Last night, a co-worker in our co-worker bible study said to notice how Jesus used miracles to preach, to reach out to even more people.  Every once in a while, we will experience or hear about a miracle.  People like them, but they are not everything...there is more.  If anything, it is the bait for the fish.  I have already fallen for the bait.  I have been caught in the net of the Lord.  Now all I got to do is the same.  I too have to become like Jesus, a fisher of men.  This means bringing people to Jesus, and in high hopes that their souls will be caught...and saved.  I received a long text just as I was writing to you, another (spanish) reflection on today's scripture, and it said at one part:
  "On the shore, you can fish with a hook without any need to get wet. 
On the shore "a craft fishery" takes place.
Only inside the sea do you cast nets.
Only inside the sea does "industrial fishing" take place.
The true fishing is "inside the sea".
The Church is called to leave the shore and "into the deep".

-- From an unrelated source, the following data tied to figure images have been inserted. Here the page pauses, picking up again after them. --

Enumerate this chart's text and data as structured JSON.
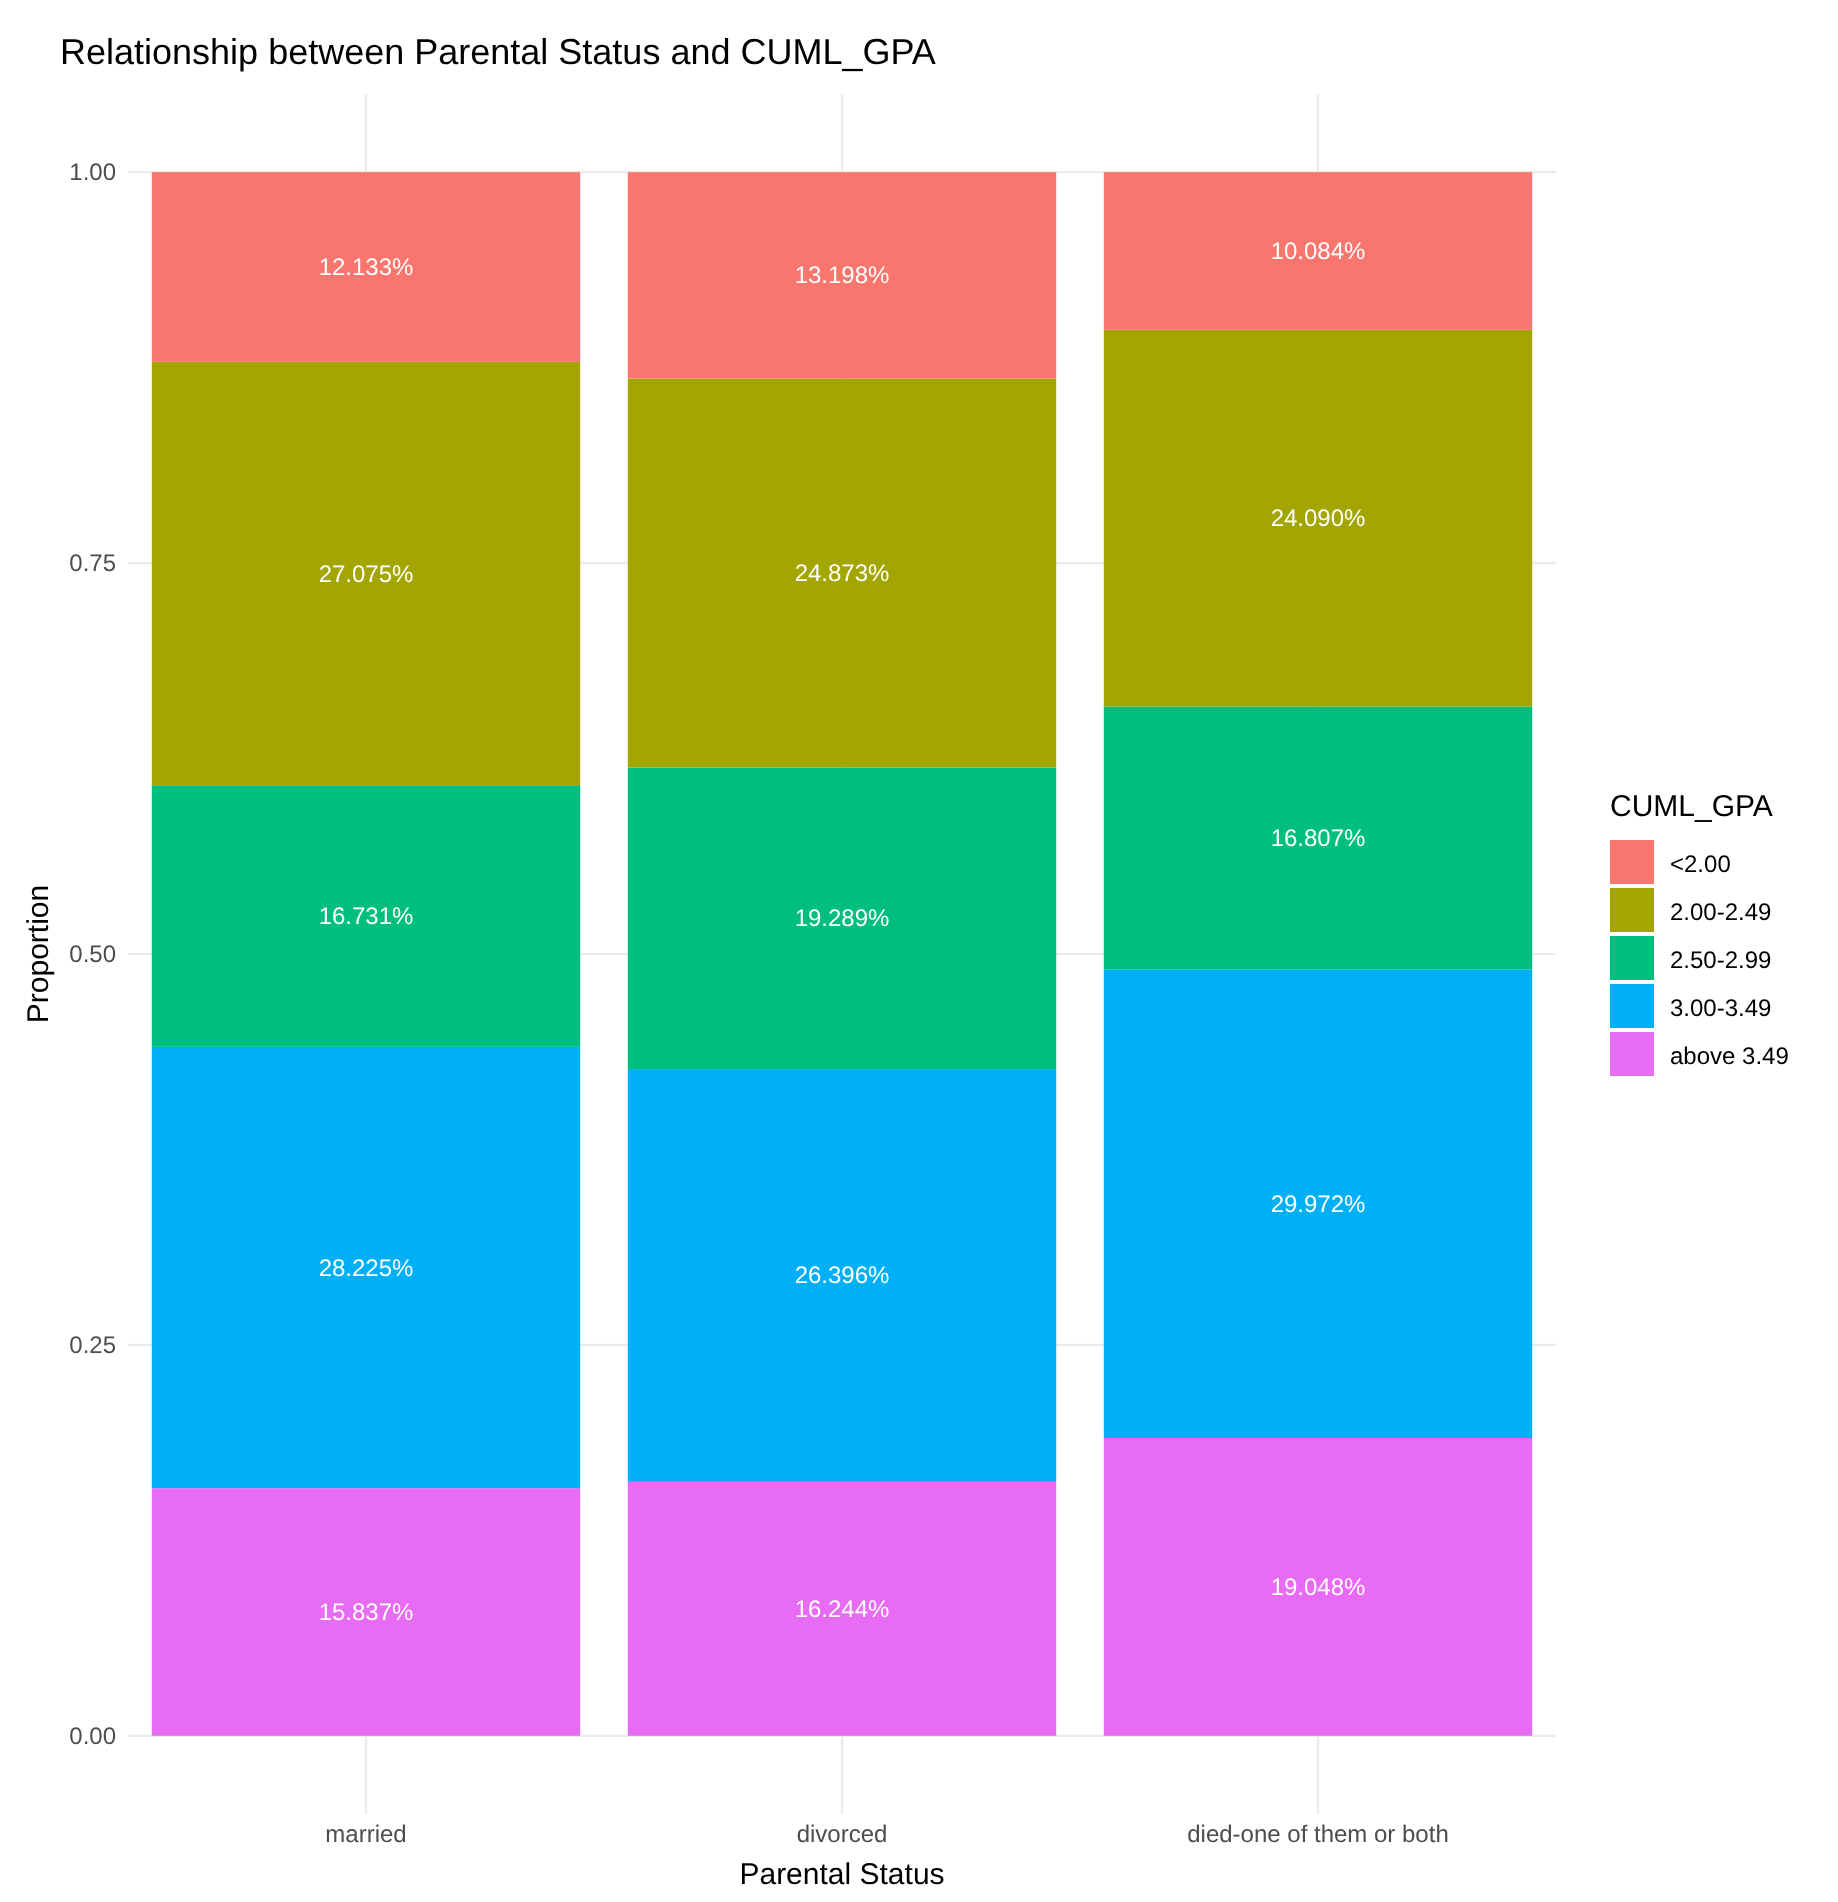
{
  "chart_data": {
    "type": "bar",
    "title": "Relationship between Parental Status and CUML_GPA",
    "xlabel": "Parental Status",
    "ylabel": "Proportion",
    "legend_title": "CUML_GPA",
    "categories": [
      "married",
      "divorced",
      "died-one of them or both"
    ],
    "stacked": true,
    "ylim": [
      -0.05,
      1.05
    ],
    "yticks": [
      "0.00",
      "0.25",
      "0.50",
      "0.75",
      "1.00"
    ],
    "grid": true,
    "legend": "right",
    "series": [
      {
        "name": "above 3.49",
        "color": "#e76bf3",
        "values": [
          0.15837,
          0.16244,
          0.19048
        ],
        "value_labels": [
          "15.837%",
          "16.244%",
          "19.048%"
        ]
      },
      {
        "name": "3.00-3.49",
        "color": "#00b0f6",
        "values": [
          0.28225,
          0.26396,
          0.29972
        ],
        "value_labels": [
          "28.225%",
          "26.396%",
          "29.972%"
        ]
      },
      {
        "name": "2.50-2.99",
        "color": "#00bf7d",
        "values": [
          0.16731,
          0.19289,
          0.16807
        ],
        "value_labels": [
          "16.731%",
          "19.289%",
          "16.807%"
        ]
      },
      {
        "name": "2.00-2.49",
        "color": "#a3a500",
        "values": [
          0.27075,
          0.24873,
          0.2409
        ],
        "value_labels": [
          "27.075%",
          "24.873%",
          "24.090%"
        ]
      },
      {
        "name": "<2.00",
        "color": "#f8766d",
        "values": [
          0.12133,
          0.13198,
          0.10084
        ],
        "value_labels": [
          "12.133%",
          "13.198%",
          "10.084%"
        ]
      }
    ]
  }
}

It was the motto of Pope John Paul II for the third millenium.
Not a Church that is satisfied with fishing to eat today.
But a Church called to invite those that are afar, to those who hover slightly to the temple.
'All night struggling'
Evangelization is nothing easy.
Respecting always the liberty of each one.

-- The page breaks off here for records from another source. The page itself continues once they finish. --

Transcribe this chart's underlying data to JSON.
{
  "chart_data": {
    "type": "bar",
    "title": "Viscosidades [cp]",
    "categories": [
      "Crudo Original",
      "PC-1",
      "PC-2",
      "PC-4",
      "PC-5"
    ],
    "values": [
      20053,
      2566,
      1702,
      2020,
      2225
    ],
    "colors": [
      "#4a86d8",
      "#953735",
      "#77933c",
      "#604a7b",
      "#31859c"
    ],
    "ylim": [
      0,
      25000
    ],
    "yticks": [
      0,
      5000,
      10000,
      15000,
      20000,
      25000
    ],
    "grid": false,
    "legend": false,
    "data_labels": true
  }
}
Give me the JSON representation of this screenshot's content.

It is possible that many times:
We depend in our own strengths.
We believe that the conversion depends on our arts.
We believe that the conversion is our work.
We believe that the conversion depends on our organizations.

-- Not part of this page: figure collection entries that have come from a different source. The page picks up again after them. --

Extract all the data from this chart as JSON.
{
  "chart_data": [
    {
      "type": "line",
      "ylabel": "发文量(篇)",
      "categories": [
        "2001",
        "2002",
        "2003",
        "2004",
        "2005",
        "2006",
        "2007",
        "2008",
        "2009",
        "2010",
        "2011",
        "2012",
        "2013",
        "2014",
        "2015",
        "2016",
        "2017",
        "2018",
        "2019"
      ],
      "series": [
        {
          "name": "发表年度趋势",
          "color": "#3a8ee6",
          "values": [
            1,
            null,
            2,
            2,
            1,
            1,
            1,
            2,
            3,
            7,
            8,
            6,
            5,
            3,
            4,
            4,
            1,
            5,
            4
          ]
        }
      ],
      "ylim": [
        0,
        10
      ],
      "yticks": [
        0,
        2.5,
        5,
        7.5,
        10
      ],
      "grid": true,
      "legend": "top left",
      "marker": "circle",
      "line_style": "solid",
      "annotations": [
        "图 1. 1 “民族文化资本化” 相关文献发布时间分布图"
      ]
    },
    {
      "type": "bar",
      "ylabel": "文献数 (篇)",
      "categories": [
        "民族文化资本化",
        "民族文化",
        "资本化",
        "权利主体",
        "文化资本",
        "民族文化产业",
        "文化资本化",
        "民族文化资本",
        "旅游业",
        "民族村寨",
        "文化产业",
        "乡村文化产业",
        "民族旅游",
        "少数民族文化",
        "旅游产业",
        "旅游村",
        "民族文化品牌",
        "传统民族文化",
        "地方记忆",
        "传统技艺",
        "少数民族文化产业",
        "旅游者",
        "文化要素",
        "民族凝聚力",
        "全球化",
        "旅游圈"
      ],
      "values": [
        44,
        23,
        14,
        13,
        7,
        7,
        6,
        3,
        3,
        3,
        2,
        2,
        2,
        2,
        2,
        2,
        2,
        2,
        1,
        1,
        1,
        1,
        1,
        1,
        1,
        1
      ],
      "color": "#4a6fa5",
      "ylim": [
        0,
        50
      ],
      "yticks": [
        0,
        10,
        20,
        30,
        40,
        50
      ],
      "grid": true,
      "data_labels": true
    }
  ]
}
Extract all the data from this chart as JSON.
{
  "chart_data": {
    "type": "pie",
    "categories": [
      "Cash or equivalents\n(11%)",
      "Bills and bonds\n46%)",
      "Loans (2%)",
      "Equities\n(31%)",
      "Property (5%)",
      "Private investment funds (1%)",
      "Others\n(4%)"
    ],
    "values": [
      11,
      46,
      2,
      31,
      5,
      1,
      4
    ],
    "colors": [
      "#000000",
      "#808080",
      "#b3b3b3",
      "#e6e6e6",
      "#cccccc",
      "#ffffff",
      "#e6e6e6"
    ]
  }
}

We believe that the conversion depends on our structures.
And we run into our failure: 'all night struggling' and we awaken:
every day with the discouragement of our pastoring.
every day with the discouragement of useless work.
every day with the discouragement of leaving everything.
Until we take into conscience that the evangelization is based "on the faith in the Word of Jesus".

LOL. and that was a part of the text, and ends with a little story:
  "One time, a group of 3 men were lost in the mountains and there was only one fruit to nourish the 3 who were famished with hunger.
There appeared to them God and said to them to test their wisdom and depending on what they showed they would be saved.
He asked them what they wanted to ask for so their problem would be solved and so all would be nourished.
The first said: "Well, make there appear more food", and God said that it was an answer without any wisdom, for you should not ask God for the solution to appear magically for the problems without working with what you have.
Then the second said: "Then, make that the fruit grow so that it can be sufficient", to which God answered No, for the solution is not to ask always for multiplication of what you have to fix a problem, for the human being would never be satisfied and in the end would never be sufficient.
The third then said "My good God, even though we are hungry and we are proud, make us all little so that the fruit will be enough".  God said "You have answered good, for when man makes himself humble and makes himself small before my eyes, they will see prosperity".

End of the long text message today.  When St. Peter obeys, then something good and tremendous happened.  God knew where and when the fish would cross, and the opportunity was then and now.  I told the co-workers last night, "when someone asks you for something, especially the Church, you are to say yes".  How could you say no all your life and expect a "yes, come right into Heaven" when one of those question in life was "will you give your life to Jesus" and you had made up an excuse?  I said "there is forgiveness in life, but what if you never ask for it and die?    Then you are the living dead.  Sin kills the soul, the more, the darker.  Let us not be the living dead.  Let's be alive, have Christ at the center of our lives.  Stop saying no.  Stop saying you can't.  Stop saying you got other things to do.  Stop loving others more.  Start obeying God.  Not just looking for prosperity, but for true Love.  What better blessing would you want here and forever than...the Love of God?